I don't get sick very often, but when I do it hits me like a Hooters Girl's boyfriend.  I don't take it well; I get moody and very very lazy.  However, that's also where a little of the fun comes in.  Sure, when you're sick there are a lot of things you can't do like drink to excess, exercise, or stay up past 9:30 but at the same time, it gives you a license to whine, bitch, do nothing, tell people off and get away with slacking at work.  There are benefits to being sick, and I enjoy using every one of them.

In regular life, I have a hard time speaking my mind when someone pisses me off.  Not true when I get a cold.  I can tell someone off, make them cry, punch them in the face or steal their car and then just blame it on the Dayquil.  You can't argue with the scientifically proven side effects carefully listed on the side of the bottle.

Also, when you're sick at work, all you have to do is mention it to two or twelve people and all of a sudden everyone leaves you alone, nobody checks on you in your office, and if you happen to fall asleep, you just say "damn, that Tylenol flu said it was non-drowsy."  Then you leave early, and every one happy as hell that you did because they don't want what you have.

And as for the exercise, you never really want to do it anyway.  Plus you can always justify not exercising by saying "I'm sick, and haven't had the same appetite.  It all balances out."  Sure you put on ten pounds... but you weren't going to be out at the bars impressing anybody anyway with your runny nose and whooping cough.
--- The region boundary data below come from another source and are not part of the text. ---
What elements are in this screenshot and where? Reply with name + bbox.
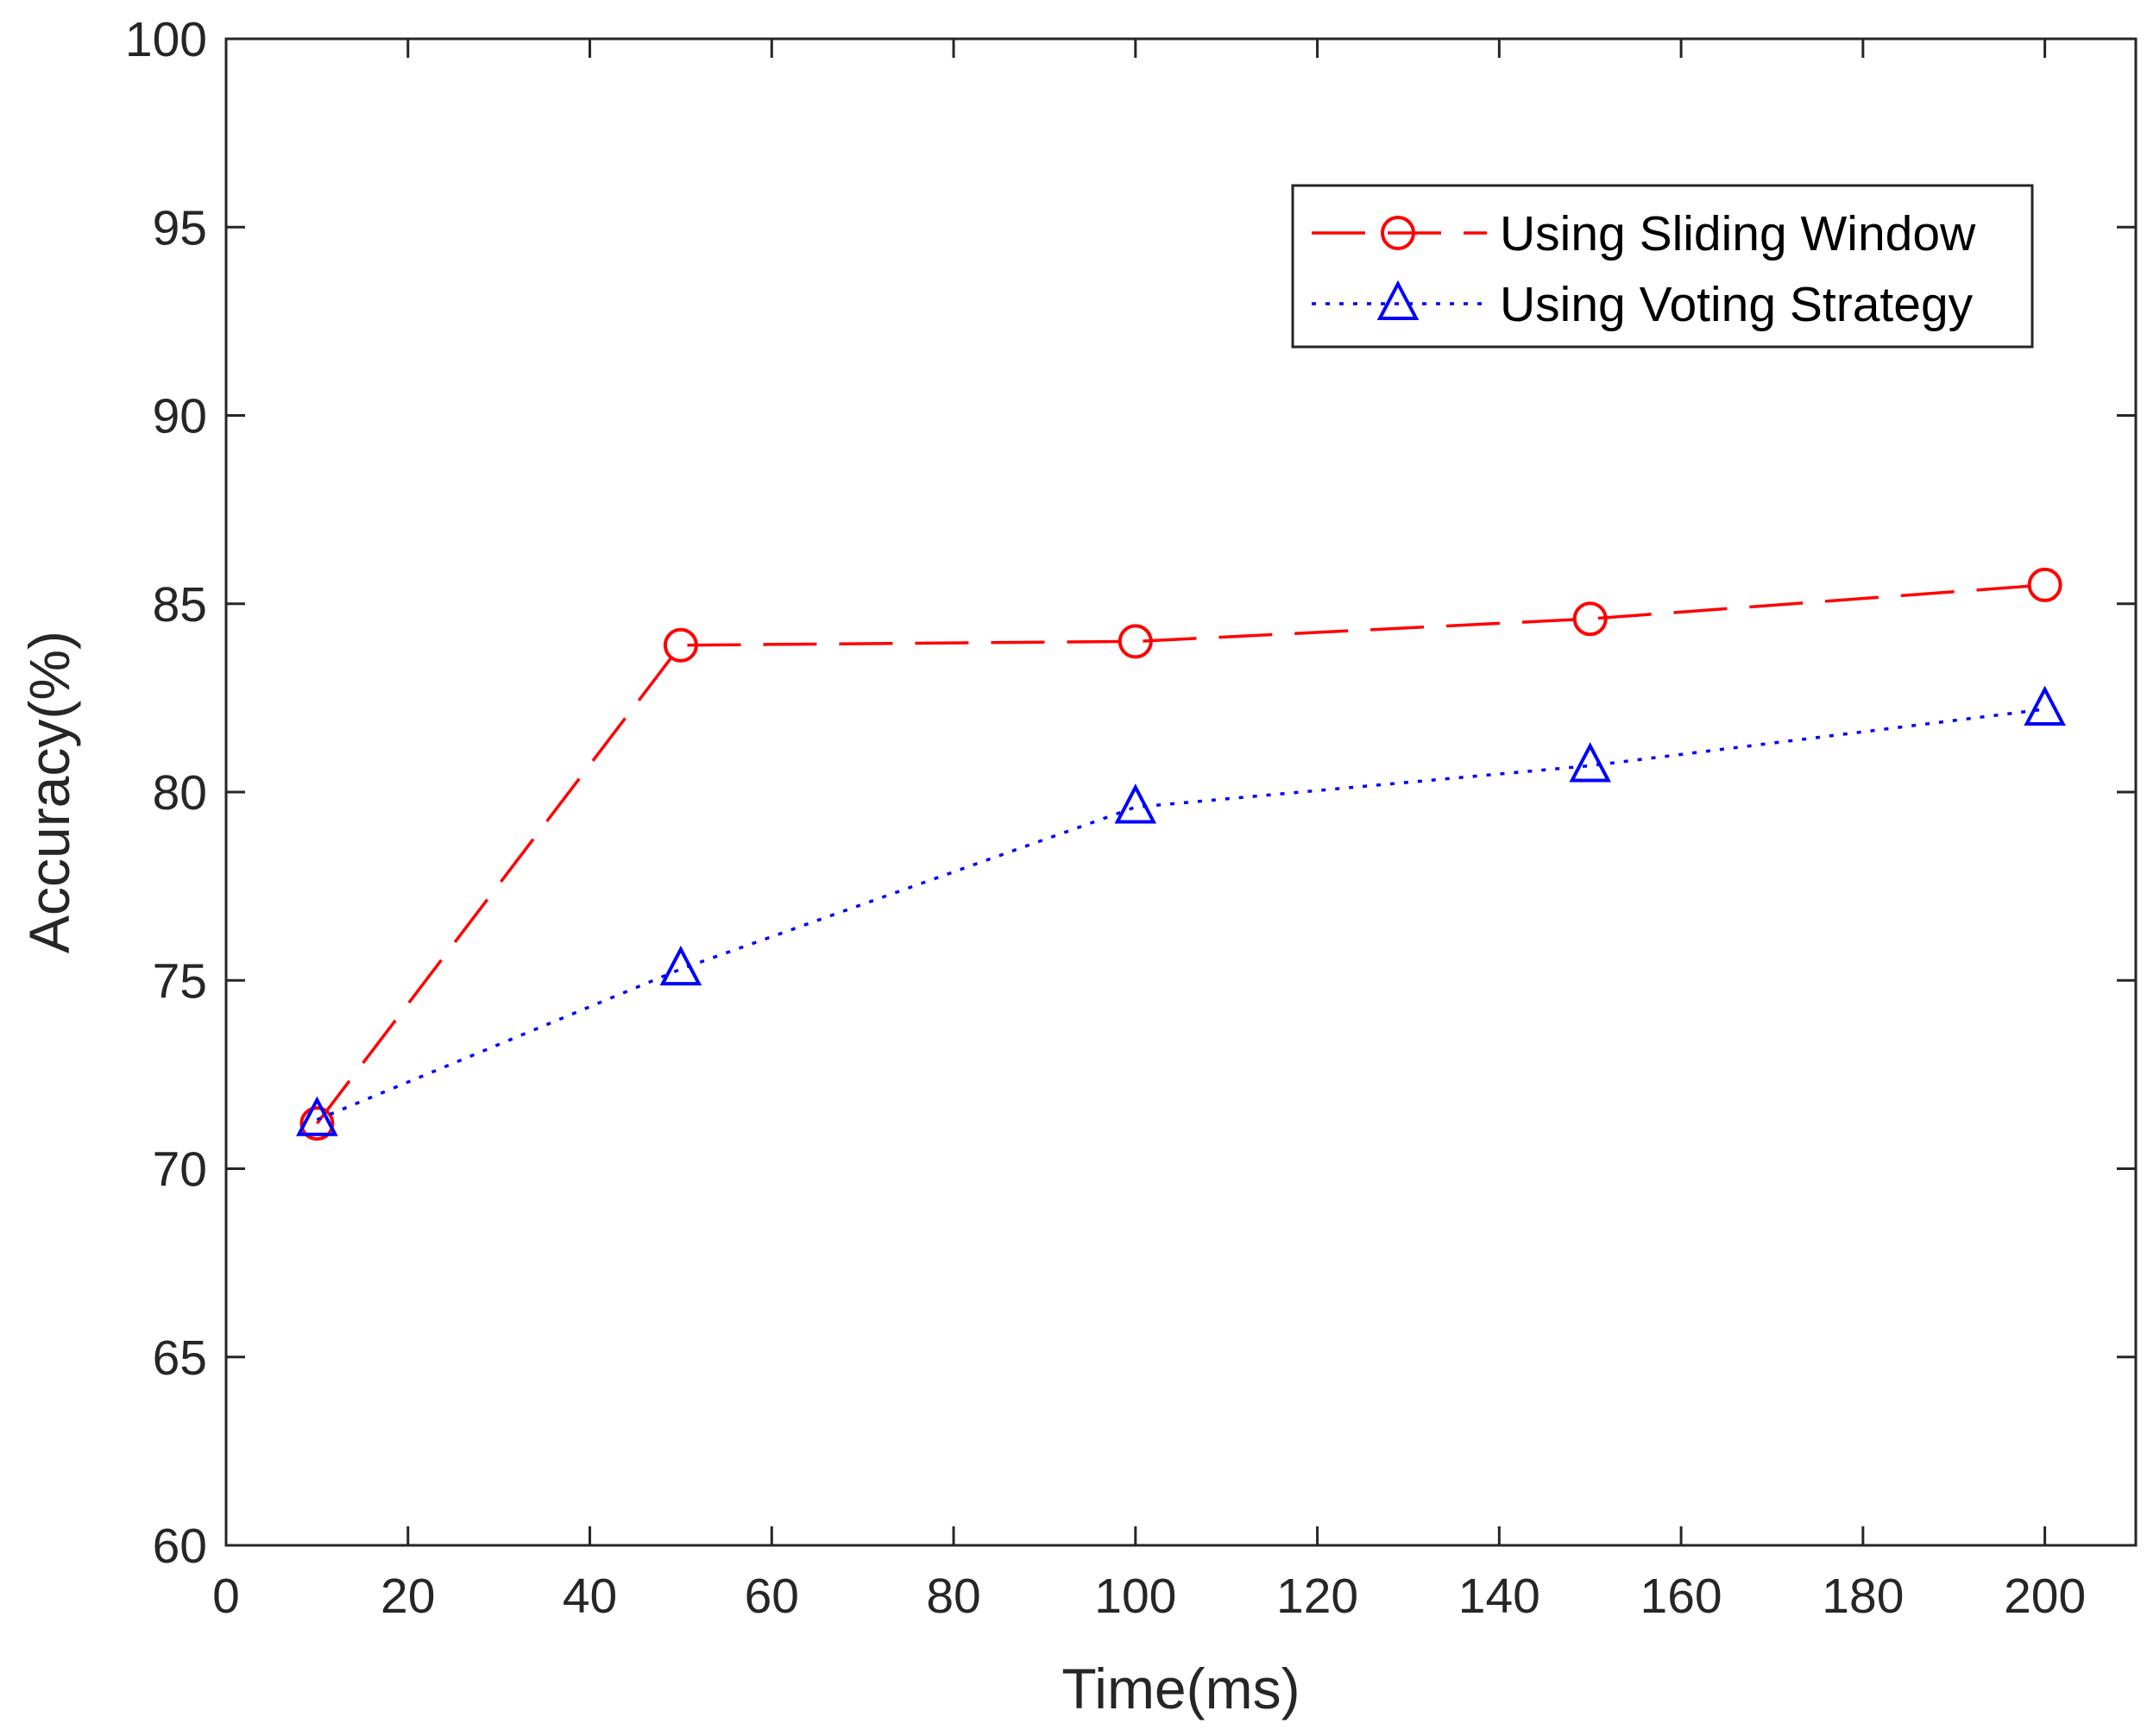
legend-item-voting-strategy: Using Voting Strategy bbox=[1312, 277, 1974, 332]
legend-item-sliding-window: Using Sliding Window bbox=[1312, 206, 1976, 261]
y-axis-title: Accuracy(%) bbox=[17, 631, 81, 953]
y-tick-label: 85 bbox=[153, 577, 207, 632]
series-voting-strategy bbox=[296, 685, 2066, 1136]
legend-marker-sliding-window bbox=[1381, 216, 1415, 250]
data-point-voting-strategy bbox=[659, 945, 702, 986]
legend: Using Sliding Window Using Voting Strateg… bbox=[1291, 184, 2034, 349]
y-tick-label: 65 bbox=[153, 1330, 207, 1386]
x-tick-label: 120 bbox=[1276, 1569, 1358, 1624]
x-tick-label: 0 bbox=[212, 1569, 240, 1624]
data-point-sliding-window bbox=[663, 627, 698, 663]
y-tick-label: 100 bbox=[125, 12, 207, 67]
x-tick-label: 40 bbox=[563, 1569, 617, 1624]
y-tick-label: 60 bbox=[153, 1519, 207, 1574]
y-tick-label: 80 bbox=[153, 765, 207, 821]
data-point-voting-strategy bbox=[2024, 685, 2066, 726]
x-tick-label: 20 bbox=[381, 1569, 435, 1624]
y-tick-label: 90 bbox=[153, 389, 207, 444]
data-point-voting-strategy bbox=[296, 1096, 338, 1136]
data-point-sliding-window bbox=[2027, 567, 2062, 602]
legend-marker-voting-strategy bbox=[1376, 280, 1420, 320]
y-tick-label: 75 bbox=[153, 953, 207, 1009]
plot-series bbox=[296, 567, 2066, 1142]
series-sliding-window bbox=[299, 567, 2062, 1142]
series-line-sliding-window bbox=[315, 583, 2045, 1125]
x-tick-label: 60 bbox=[745, 1569, 799, 1624]
data-point-sliding-window bbox=[1572, 601, 1608, 637]
x-tick-label: 160 bbox=[1640, 1569, 1722, 1624]
x-tick-label: 140 bbox=[1458, 1569, 1540, 1624]
x-tick-label: 180 bbox=[1822, 1569, 1904, 1624]
legend-label-sliding-window: Using Sliding Window bbox=[1500, 206, 1976, 261]
series-line-voting-strategy bbox=[316, 708, 2045, 1122]
y-tick-label: 95 bbox=[153, 200, 207, 255]
x-tick-label: 80 bbox=[926, 1569, 980, 1624]
legend-label-voting-strategy: Using Voting Strategy bbox=[1500, 277, 1974, 332]
x-axis-title: Time(ms) bbox=[1061, 1657, 1300, 1720]
x-tick-label: 100 bbox=[1094, 1569, 1176, 1624]
y-tick-label: 70 bbox=[153, 1142, 207, 1198]
data-point-voting-strategy bbox=[1569, 742, 1612, 783]
data-point-sliding-window bbox=[1118, 624, 1153, 659]
data-point-voting-strategy bbox=[1114, 783, 1157, 824]
x-tick-label: 200 bbox=[2004, 1569, 2086, 1624]
plot-axes: 0 20 40 60 80 100 120 140 160 180 200 60 65 70 75 80 85 9… bbox=[125, 12, 2138, 1624]
data-point-sliding-window bbox=[299, 1106, 335, 1142]
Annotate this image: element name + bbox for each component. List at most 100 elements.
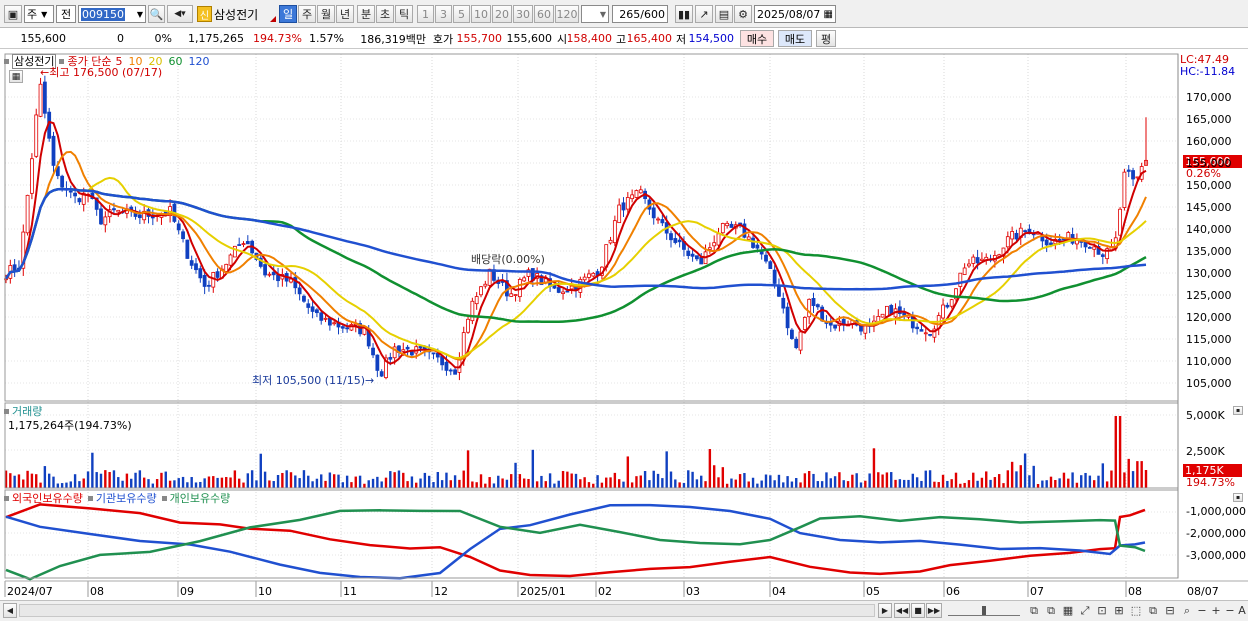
interval-20-button[interactable]: 20 [492, 5, 512, 23]
institution-holding-label[interactable]: 기관보유수량 [95, 492, 157, 505]
screenshot-icon[interactable]: ⊟ [1165, 604, 1175, 617]
prev-select[interactable]: 전 [56, 5, 76, 23]
volume-bar [173, 480, 176, 488]
buy-button[interactable]: 매수 [740, 30, 774, 47]
stock-code-input[interactable]: 009150 ▼ [78, 5, 146, 23]
scroll-left-icon[interactable]: ◀ [3, 603, 17, 618]
volume-bar [717, 477, 720, 488]
interval-custom-select[interactable]: ▼ [581, 5, 609, 23]
volume-bar [639, 475, 642, 488]
price-tick-label: 170,000 [1186, 91, 1232, 104]
lc-label: LC:47.49 [1180, 53, 1230, 66]
search-icon[interactable]: 🔍 [148, 5, 165, 23]
volume-bar [1131, 471, 1135, 488]
candle-body [686, 250, 691, 256]
interval-1-button[interactable]: 1 [417, 5, 434, 23]
candle-body [224, 263, 229, 272]
fast-forward-icon[interactable]: ▶▶ [926, 603, 942, 618]
period-second-button[interactable]: 초 [376, 5, 394, 23]
low-annotation-text: 최저 105,500 (11/15) [252, 374, 366, 387]
volume-bar [760, 480, 763, 488]
volume-bar [596, 475, 599, 488]
bar-count-input[interactable]: 265/600 [612, 5, 668, 23]
market-select[interactable]: 주 ▼ [24, 5, 54, 23]
candle-body [258, 257, 263, 267]
window-icon[interactable]: ⧉ [1047, 603, 1055, 617]
candle-body [470, 300, 475, 322]
scroll-track[interactable] [19, 604, 875, 617]
period-minute-button[interactable]: 분 [357, 5, 375, 23]
stop-icon[interactable]: ■ [911, 603, 925, 618]
stock-name[interactable]: 삼성전기 [214, 7, 259, 22]
volume-bar [1144, 470, 1148, 488]
foreign-holding-label[interactable]: 외국인보유수량 [12, 492, 83, 505]
volume-bar [30, 473, 34, 488]
zoom-slider[interactable] [948, 606, 1020, 616]
volume-bar [1006, 470, 1010, 488]
volume-bar [86, 471, 90, 488]
candle-body [997, 254, 1002, 257]
panel-close-icon[interactable]: ▪ [1233, 406, 1243, 415]
candle-body [81, 192, 86, 205]
last-volume-pct: 194.73% [1186, 476, 1235, 489]
bar-count-value: 265 [619, 7, 641, 21]
volume-bar [307, 475, 310, 488]
compare-icon[interactable]: ⧉ [1149, 603, 1157, 617]
grid-icon[interactable]: ▦ [1062, 604, 1074, 617]
ma-title[interactable]: 종가 단순 [67, 55, 112, 68]
sell-button[interactable]: 매도 [778, 30, 812, 47]
volume-bar [272, 481, 275, 488]
x-tick-label: 08 [1128, 585, 1142, 598]
trend-tool-icon[interactable]: ↗ [695, 5, 713, 23]
date-input[interactable]: 2025/08/07 ▦ [754, 5, 836, 23]
volume-bar [1110, 470, 1113, 488]
volume-value: 1,175,265 [188, 32, 244, 45]
interval-60-button[interactable]: 60 [534, 5, 554, 23]
interval-120-button[interactable]: 120 [555, 5, 579, 23]
fib-tool-icon[interactable]: ⊡ [1097, 604, 1107, 617]
copy-icon[interactable]: ⧉ [1030, 603, 1038, 617]
interval-3-button[interactable]: 3 [435, 5, 452, 23]
period-week-button[interactable]: 주 [298, 5, 316, 23]
volume-bar [298, 478, 301, 488]
reduce-icon[interactable]: − [1225, 604, 1235, 617]
period-year-button[interactable]: 년 [336, 5, 354, 23]
individual-holding-label[interactable]: 개인보유수량 [169, 492, 231, 505]
volume-bar [548, 473, 552, 488]
scroll-right-icon[interactable]: ▶ [878, 603, 892, 618]
layout-icon[interactable]: ▣ [4, 5, 22, 23]
volume-bar [833, 476, 837, 488]
period-day-button[interactable]: 일 [279, 5, 297, 23]
period-tick-button[interactable]: 틱 [395, 5, 413, 23]
auto-scale-icon[interactable]: A [1238, 604, 1246, 617]
zoom-in-icon[interactable]: + [1211, 604, 1221, 617]
volume-bar [125, 473, 129, 488]
legend-square-icon [87, 496, 93, 501]
chart-type-icon[interactable]: ▮▮ [675, 5, 693, 23]
search-icon[interactable]: ⌕ [1183, 603, 1191, 617]
volume-bar [112, 470, 116, 488]
volume-bar [691, 471, 694, 488]
panel-close-icon[interactable]: ▪ [1233, 493, 1243, 502]
calendar-icon[interactable]: ▦ [823, 8, 833, 20]
candle-body [880, 313, 885, 318]
save-icon[interactable]: ▤ [715, 5, 733, 23]
zoom-slider-handle[interactable] [982, 606, 986, 615]
eval-button[interactable]: 평 [816, 30, 836, 47]
interval-30-button[interactable]: 30 [513, 5, 533, 23]
select-tool-icon[interactable]: ⬚ [1130, 604, 1142, 617]
table-icon[interactable]: ▦ [9, 70, 23, 83]
volume-panel-title[interactable]: 거래량 [12, 405, 43, 418]
gear-icon[interactable]: ⚙ [734, 5, 752, 23]
line-tool-icon[interactable]: ⤢ [1080, 603, 1090, 617]
rewind-icon[interactable]: ◀◀ [894, 603, 910, 618]
sound-icon[interactable]: ◀▾ [167, 5, 193, 23]
interval-10-button[interactable]: 10 [471, 5, 491, 23]
period-month-button[interactable]: 월 [317, 5, 335, 23]
pattern-tool-icon[interactable]: ⊞ [1114, 604, 1124, 617]
price-panel-stock[interactable]: 삼성전기 [12, 54, 57, 69]
chart-canvas[interactable] [0, 50, 1248, 621]
price-tick-label: 115,000 [1186, 333, 1232, 346]
interval-5-button[interactable]: 5 [453, 5, 470, 23]
zoom-out-icon[interactable]: − [1197, 604, 1207, 617]
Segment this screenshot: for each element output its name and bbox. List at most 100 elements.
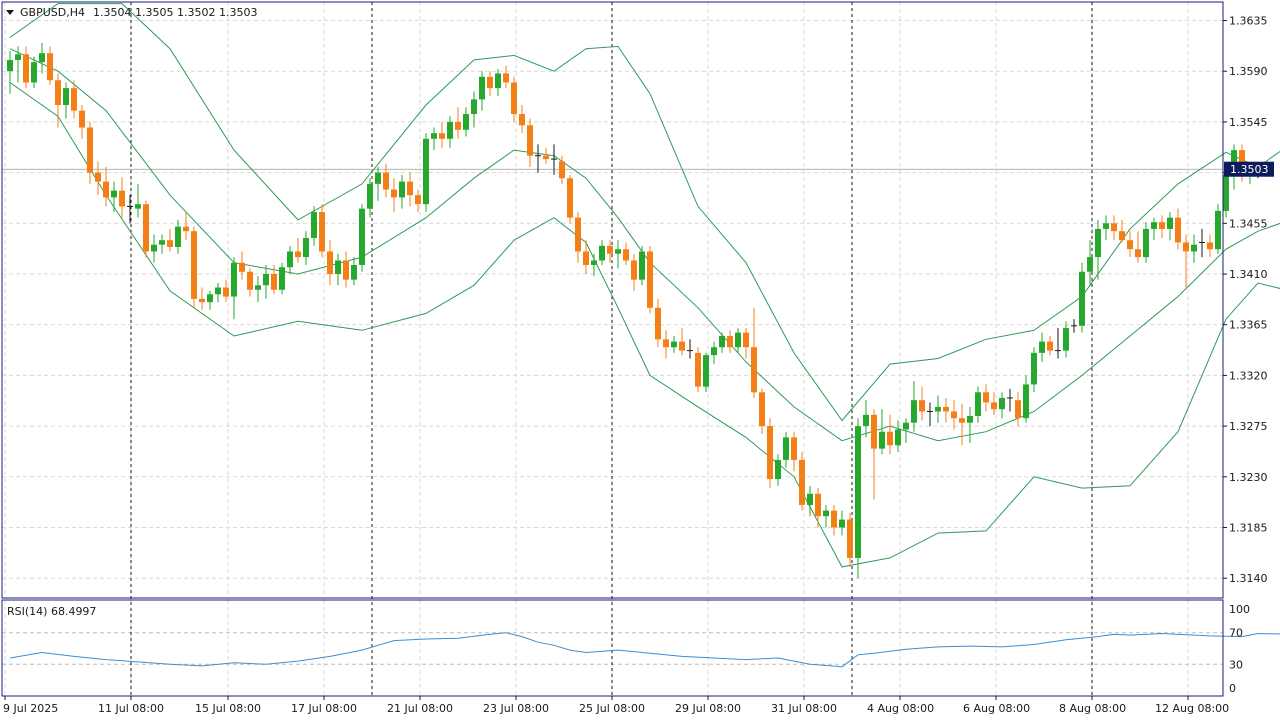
candle[interactable] — [935, 395, 941, 423]
candle[interactable] — [471, 91, 477, 128]
candle[interactable] — [671, 335, 677, 353]
candle[interactable] — [903, 418, 909, 443]
candle[interactable] — [263, 264, 269, 299]
candle[interactable] — [647, 245, 653, 314]
candle[interactable] — [63, 82, 69, 119]
candle[interactable] — [783, 431, 789, 468]
candle[interactable] — [847, 512, 853, 567]
candle[interactable] — [1079, 262, 1085, 333]
candle[interactable] — [1087, 240, 1093, 286]
candle[interactable] — [1215, 204, 1221, 254]
candle[interactable] — [311, 206, 317, 246]
candle[interactable] — [1103, 215, 1109, 241]
candle[interactable] — [1191, 234, 1197, 263]
candle[interactable] — [1015, 392, 1021, 427]
candle[interactable] — [343, 251, 349, 288]
candle[interactable] — [767, 418, 773, 489]
candle[interactable] — [31, 56, 37, 89]
candle[interactable] — [231, 257, 237, 320]
candle[interactable] — [407, 172, 413, 207]
candle[interactable] — [247, 268, 253, 297]
candle[interactable] — [503, 65, 509, 89]
candle[interactable] — [1135, 231, 1141, 263]
candle[interactable] — [279, 262, 285, 295]
candle[interactable] — [1175, 208, 1181, 250]
candle[interactable] — [111, 181, 117, 213]
candle[interactable] — [551, 144, 557, 175]
candle[interactable] — [103, 166, 109, 207]
candle[interactable] — [519, 105, 525, 134]
candle[interactable] — [47, 46, 53, 85]
candle[interactable] — [479, 71, 485, 111]
candle[interactable] — [607, 240, 613, 263]
candle[interactable] — [855, 418, 861, 579]
candle[interactable] — [207, 290, 213, 311]
candle[interactable] — [239, 251, 245, 280]
candle[interactable] — [295, 237, 301, 263]
candle[interactable] — [711, 341, 717, 365]
candle[interactable] — [759, 388, 765, 434]
candle[interactable] — [695, 347, 701, 393]
candle[interactable] — [927, 402, 933, 427]
candle[interactable] — [919, 386, 925, 421]
candle[interactable] — [1007, 388, 1013, 412]
candle[interactable] — [255, 276, 261, 303]
candle[interactable] — [735, 328, 741, 353]
candle[interactable] — [959, 403, 965, 446]
candle[interactable] — [951, 400, 957, 430]
candle[interactable] — [575, 212, 581, 263]
candle[interactable] — [983, 384, 989, 412]
candle[interactable] — [151, 234, 157, 263]
candle[interactable] — [599, 240, 605, 265]
candle[interactable] — [135, 183, 141, 218]
candle[interactable] — [991, 392, 997, 415]
candle[interactable] — [463, 107, 469, 137]
candle[interactable] — [807, 485, 813, 517]
candle[interactable] — [223, 279, 229, 303]
candle[interactable] — [1063, 321, 1069, 358]
candle[interactable] — [455, 107, 461, 139]
candle[interactable] — [679, 328, 685, 356]
candle[interactable] — [815, 488, 821, 528]
candle[interactable] — [623, 242, 629, 265]
candle[interactable] — [591, 253, 597, 277]
candle[interactable] — [639, 245, 645, 286]
candle[interactable] — [567, 174, 573, 224]
candle[interactable] — [1143, 222, 1149, 263]
candle[interactable] — [751, 307, 757, 398]
candle[interactable] — [415, 189, 421, 213]
candle[interactable] — [911, 381, 917, 432]
candle[interactable] — [863, 400, 869, 438]
candle[interactable] — [399, 174, 405, 209]
candle[interactable] — [375, 166, 381, 201]
candle[interactable] — [703, 352, 709, 393]
candle[interactable] — [967, 406, 973, 443]
candle[interactable] — [1183, 234, 1189, 288]
candle[interactable] — [327, 240, 333, 286]
candle[interactable] — [183, 212, 189, 241]
candle[interactable] — [1023, 375, 1029, 423]
candle[interactable] — [511, 76, 517, 122]
candle[interactable] — [15, 46, 21, 83]
candle[interactable] — [487, 71, 493, 96]
candle[interactable] — [1207, 234, 1213, 258]
candle[interactable] — [303, 231, 309, 265]
candle[interactable] — [999, 392, 1005, 419]
candle[interactable] — [287, 245, 293, 274]
candle[interactable] — [1055, 328, 1061, 359]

And isn't Nyquil sleep the best sleep ever?  Sure it makes you have dreams like you're Gollum from Lord of the Rings trying to escape Gondor or that you're hanging with the Pacers and need to find a teleporter at a local grocery store so that you can get to the game on time, but you sure as hell feel rested the next day.

I guess what I'm really trying to say is, I hate being sick and if I find out who gave this too me I'm going to hunt you down and stick my heating pad, box of Kleenex and slippers up your feeling good ass.  I'm sorry; I think that's just the Dayquil talking.